Daiichi Sankyo unit claims $182m in Novartis patent dispute


Novartis has settled a lawsuit brought by Daiichi Sankyo’s Plexxikon subsidiary, paying $180 million to resolve claims that its Tafinlar cancer drug infringed US patents held by the company.

The long-running dispute has its origins several years ago when Plexxikon filed a complaint alleging that BRAF inhibitor Tafinlar (dabrafenib) – originally developed by GSK – infringed US patents 9,469,640 and 9,844,539 covering its Zelboraf (vemurafenib) drug, which had been approved in the US since 2011 as a late-stage treatment for melanoma.

Novartis acquired Tafinlar as part of a massive asset swap with GSK dating back to 2015, which saw ownership of GSK’s oncology business and Novartis’ vaccines operations change hands.

Plexxikon won a lower court ruling in 2021 that Tafinlar infringed the patents, winning a $178 million judgment that subsequently went to appeal. The complaint alleged that GSK scientists had made use of knowledge acquired during partnership talks with Plexxikon – which never resulted in a licensing deal – to develop Tafinlar.

The $178 million figure included damages, pre- and post-judgment interest, and a 9% royalty rate on US sales of Tafinlar – partnered with Roche – until the expiration of the patents. At the time, it had been speculated that Novartis could have to eventually pay out quite a lot more, so the final settlement agreement of $182 million will be a relief.

Daiichi Sankyo said in a statement that the settlement “will result in the dismissal of Novartis’s appeal and full satisfaction of the judgment entered against Novartis.”

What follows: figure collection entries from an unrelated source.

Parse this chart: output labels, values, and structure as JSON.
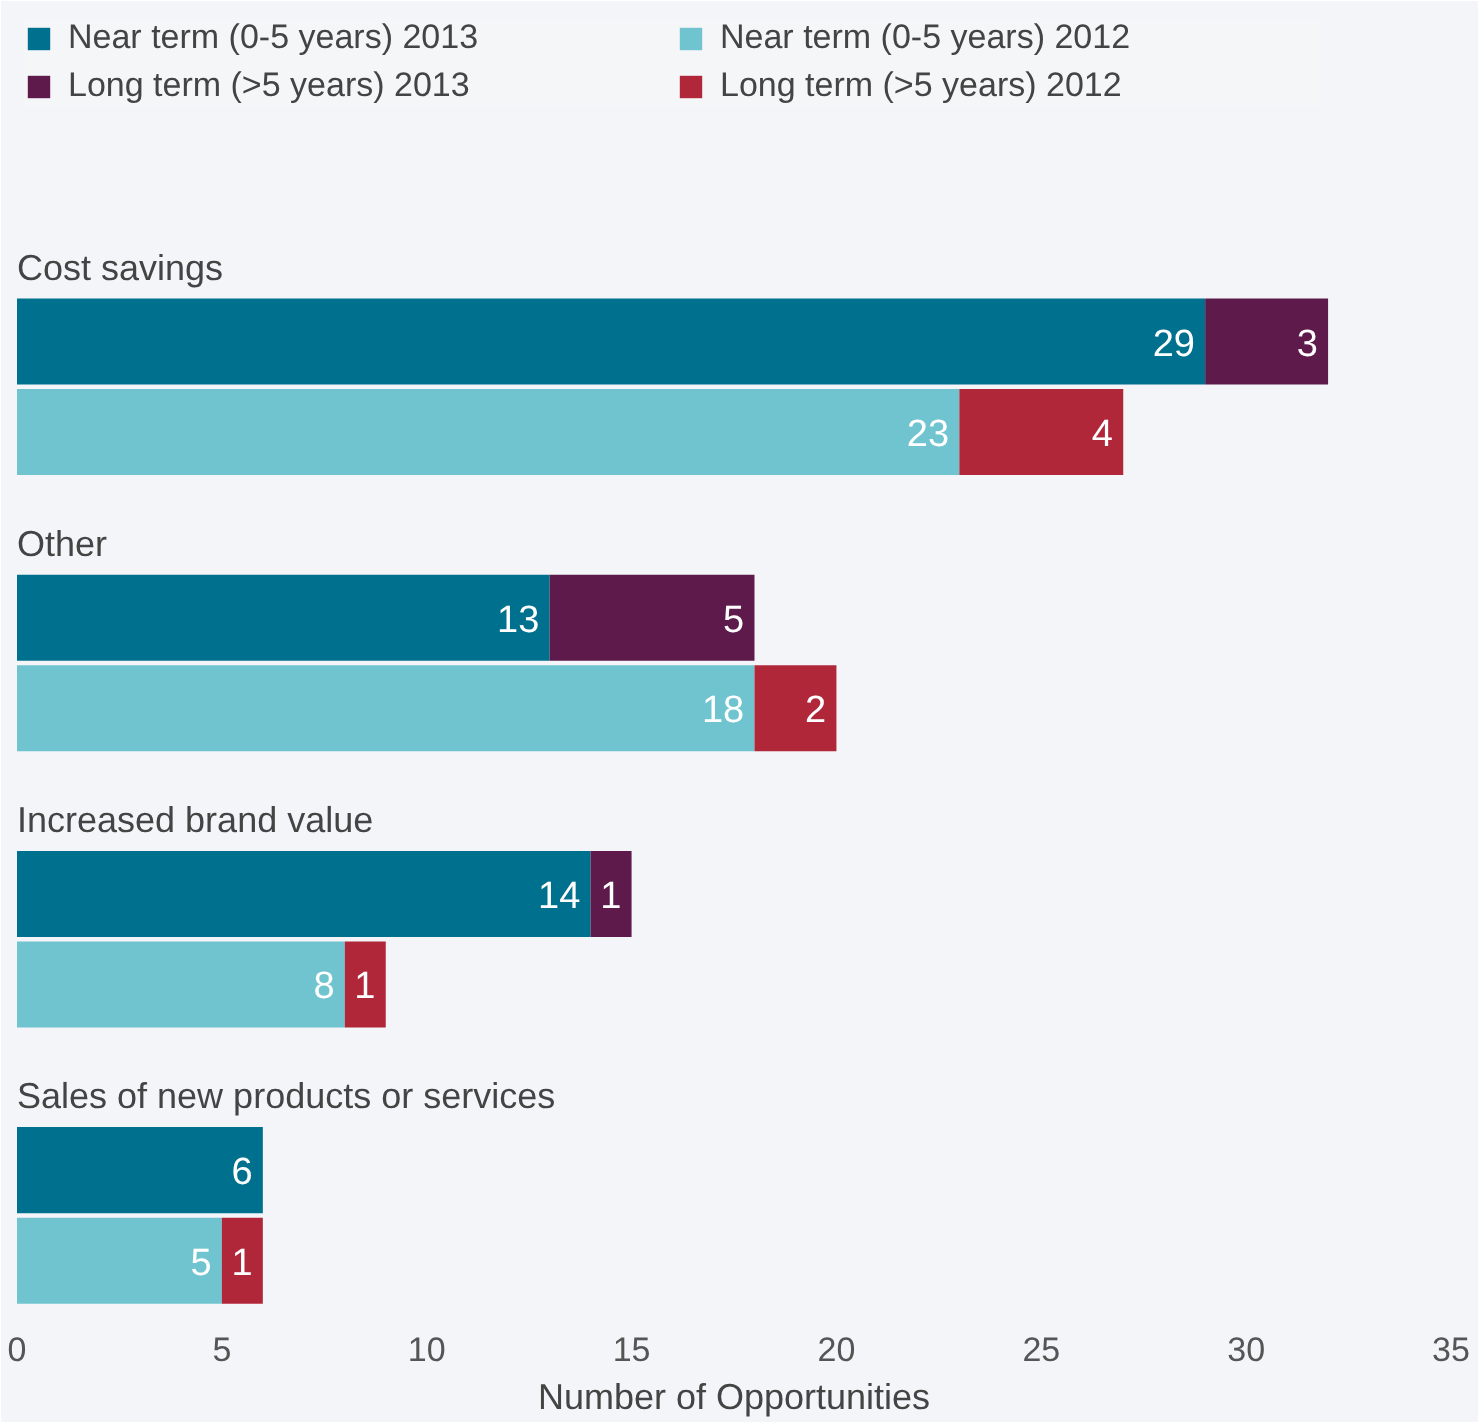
{
  "chart_data": {
    "type": "bar",
    "orientation": "horizontal",
    "stacked": true,
    "categories": [
      "Cost savings",
      null,
      "Other",
      null,
      "Increased brand value",
      null,
      "Sales of new products or services",
      null
    ],
    "series": [
      {
        "name": "Near term (0-5 years) 2013",
        "color": "#00708f",
        "values": [
          29,
          null,
          13,
          null,
          14,
          null,
          6,
          null
        ]
      },
      {
        "name": "Long term (>5 years) 2013",
        "color": "#5e1a4b",
        "values": [
          3,
          null,
          5,
          null,
          1,
          null,
          null,
          null
        ]
      },
      {
        "name": "Near term (0-5 years) 2012",
        "color": "#6fc4d0",
        "values": [
          null,
          23,
          null,
          18,
          null,
          8,
          null,
          5
        ]
      },
      {
        "name": "Long term (>5 years) 2012",
        "color": "#b1273a",
        "values": [
          null,
          4,
          null,
          2,
          null,
          1,
          null,
          1
        ]
      }
    ],
    "xlim": [
      0,
      35
    ],
    "xticks": [
      0,
      5,
      10,
      15,
      20,
      25,
      30,
      35
    ],
    "xlabel": "Number of Opportunities",
    "data_labels": true,
    "grid": false,
    "legend": "top left"
  }
}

Plexxikon had great expectations for Zelboraf when it first reached the market, pegging peak sales at around $700 million a year, but it never reached those heights with annual sales in the region of $200 million.

It was quickly overtaken by Tafinlar, which pulled in almost $1.8 billion last year as a combination therapy with MEK inhibitor Mekinist (trametinib), approved for melanoma as well as lung, thyroid, and brain cancers.

Daiichi Sankyo acquired Plexxikon in 2011 for $935 million, but said last year it was shutting down the business and devoting its attention to its antibody-drug conjugate (ADC) cancer pipeline, headed by AstraZeneca-partnered HER2 drug Enhertu (trastuzumab deruxtecan).

The closure of Plexxikon was notable as the company had been at the heart of Daiichi Sankyo’s pivot to oncology. However, there had been little news flow from the company over the last few years other than the approval of Turalio (pexidartinib) for rare tenosynovial giant cell tumours in 2019.